Dual-gradient drilling (DGD) systems being considered today encompass three fundamentally different approaches — seabed pumping, dilution methods and mid-riser pumping. “Every one of these approaches has different applications and pros and cons,” Ken Smith, manager of dual gradient drilling project implementation for Chevron, said.
Defining elements of DGD, an overarching definition of DGD and a discussion of projects under development were presented at the IADC Dual Gradient Drilling Workshop on 5 May in Houston. Mr Smith set the stage for representatives from Statoil, Chevron, Petronas Carigali and Transocean to offer perspectives on the benefits of DGD and barriers to implementation.

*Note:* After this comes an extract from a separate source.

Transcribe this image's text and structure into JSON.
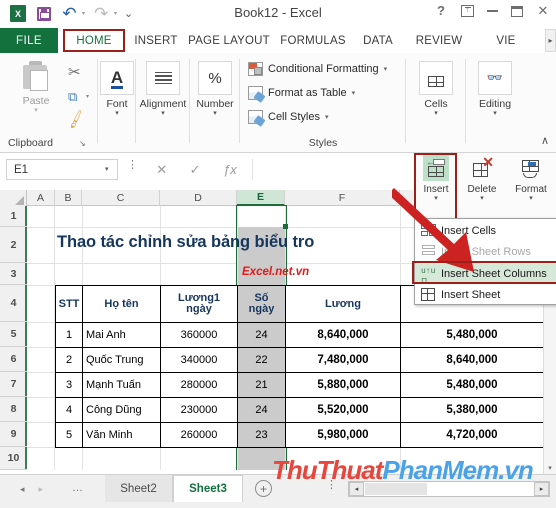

For purposes of the workshop, the IADC Dual Gradient Drilling Subcommittee’s definition of DGD was used as a basis for discussion; DGD is a subset of managed pressure drilling and is not underbalanced drilling. Specifically targeting subsea applications, DGD is the creation of multiple pressure gradients within select areas of the annulus to manage the annular pressure profile. Methods include use of pumps, fluids of varying densities or a combination of these.
Within the seabed pumping category of DGD there exists subsea mud lift drilling, an active project within Chevron, and controlled mud pressure, an active project within AGR. Historically, subsea mudlift drilling projects had been attempted about 10 years ago with the Deep Vision project, a JIP between Transocean, Baker Hughes, Chevron and BP; there was also a Shell Subsea Processing System that originated about 10 years ago.
Within the dilution category, Transocean is working on a system called continuous annular pressure management. Another effort involves a liquid that’s heavily loaded with hollow glass spheres and one that involves diluting the riser with nitrogen.
Within the mid-riser pumping category, Ocean Riser Systems is working on a low riser return system. A past effort in this category was Delta Vision, a mid-riser version of the Deep Vision project.
Mr Smith noted that Chevron is focused on a seabed pumping type system because the company is drilling deep and challenging wells in the Gulf of Mexico. “I’ve had a lot of mechanical problems. We’re chasing dual gradient to eliminate casings. Now that we’ve discovered subsalt, our motivations today are greater than ever before. The trend is getting more challenging,” he said.
The panel, comprised of Mr Smith; Dag Molde, principal engineer for Statoil; Robert Ziegler, head of deepwater drilling technology for Petronas Carigali; and John Kozicz, technology manager for Transocean, agreed upon the benefits of DGD regardless of the type of DGD selected.
Benefits include a much better detection of kicks; inherently safer wells because the riser margin can be restored; a better footprint from fewer strings of casing needed; reduced cost and risk from eliminating ECD ballooning; better cement jobs and completion integrity from the ability to open clearances; opportunity for improved well productivity as a result of potential designer completions; and tighter control of the well.
Presenters agreed that barriers to DGD implementation are the same as that for any energy industry technology and include resistance to change, perception of an increased risk profile, perception of limited scope for implementation, perception of a weak business case and competition for required resources such as time, money or personnel. On the route to commercialization, there are chasms into which technologies can fall and from which they may or may not recover momentum.